While adequate expertise in the first two skillsets, ensure great data models that work,
you will need a domain expert or a business person to actually put this to (your clients’)
use. Typically, this person is very cognizant of the Industry specific analytics and
measures, and has excellent communication and presentation skills. This is the person
who typically has an MBA background or/and years of industry experience.

4. The Data Designers ( or the Visualization and Design team)

Another increasingly important aspect of a data science project is the design and
visualization of the results and analysis. This is essential since you are trying to present
sophisticated analysis to people who may not have experience/training/interest in
statistical and data science methods. Add to this the fact that all your outputs now need
to be responsive, i.e., view equally well on the laptop, tablet, or mobile. The outputs and
insights you generate must be a natural part of the workday of the end-user. Thus,
understanding the user journey, the personas, and the user interactions become crucial.
You may not be building the next Apple, but a reasonably intuitive interface is still
essential. Especially, if you are building guided analytics projects.

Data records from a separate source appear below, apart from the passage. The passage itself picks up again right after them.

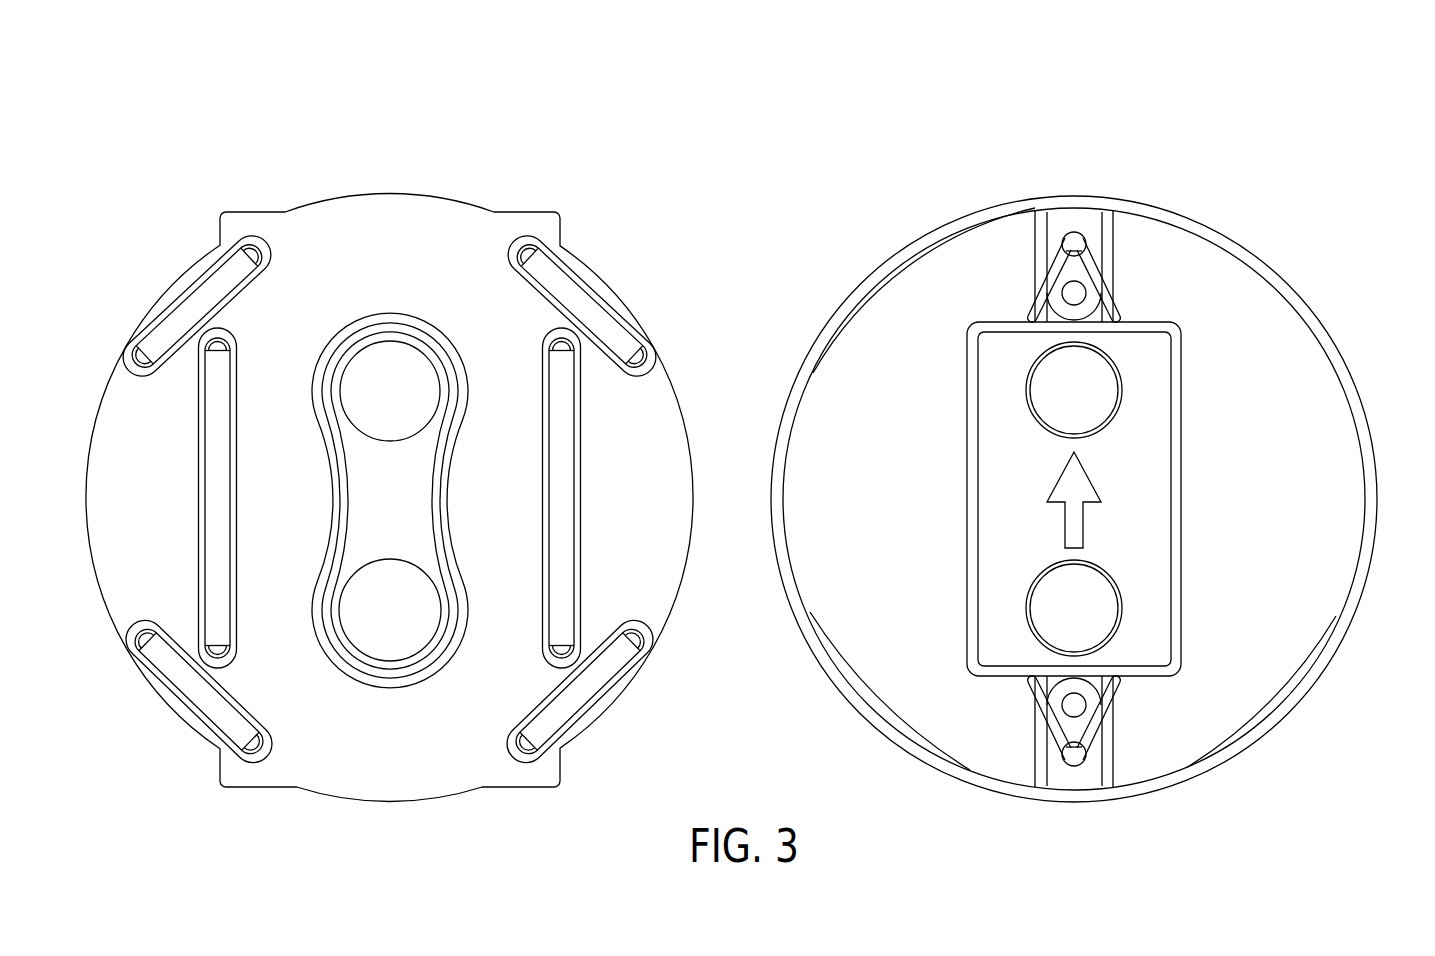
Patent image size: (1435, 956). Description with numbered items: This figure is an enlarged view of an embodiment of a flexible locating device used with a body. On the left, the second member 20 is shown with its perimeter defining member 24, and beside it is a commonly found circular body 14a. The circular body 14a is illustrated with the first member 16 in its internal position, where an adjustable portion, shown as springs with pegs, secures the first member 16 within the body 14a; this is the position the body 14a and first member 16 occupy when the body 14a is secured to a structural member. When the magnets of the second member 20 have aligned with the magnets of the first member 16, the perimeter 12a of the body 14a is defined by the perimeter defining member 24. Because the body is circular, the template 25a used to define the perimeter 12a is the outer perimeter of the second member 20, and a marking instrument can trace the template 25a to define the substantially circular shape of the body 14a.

The second member 20 is at (349, 138).
The perimeter defining member 24 is at (398, 250).
The template 25a is at (179, 280).
The perimeter 12a is at (898, 255).
The circular body 14a is at (1288, 337).
The first member 16 is at (1150, 380).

5. The Cat Herders (or The Product Managers)

The product manager needs to manage and make the diverse group work together and
agree on key points. The product manager for data science projects needs to be an all-
rounder with program management, client interfacing, data science, and team
management skills. Experience in herding cats is a bonus. These are the people who
need to understand the data models, as well as the end user and guide the outcomes of
the cross-functional team towards measurable business goals.

Very often organizations form teams which consists of experts with only a subset of
these skills. The allure of data gathering, data cleaning, model building, model
optimizing, and generating reports, is not just interesting, but also very addictive. It is
also one of the most oft repeated mistakes in the data science world. To avoid this, make
sure you do not lose sight of the ‘whys’ by concentrating too much on the ‘how’s. A
correctly balanced team is one of the basic prerequisites on your journey towards solving
ever more sophisticated and challenging data science problems.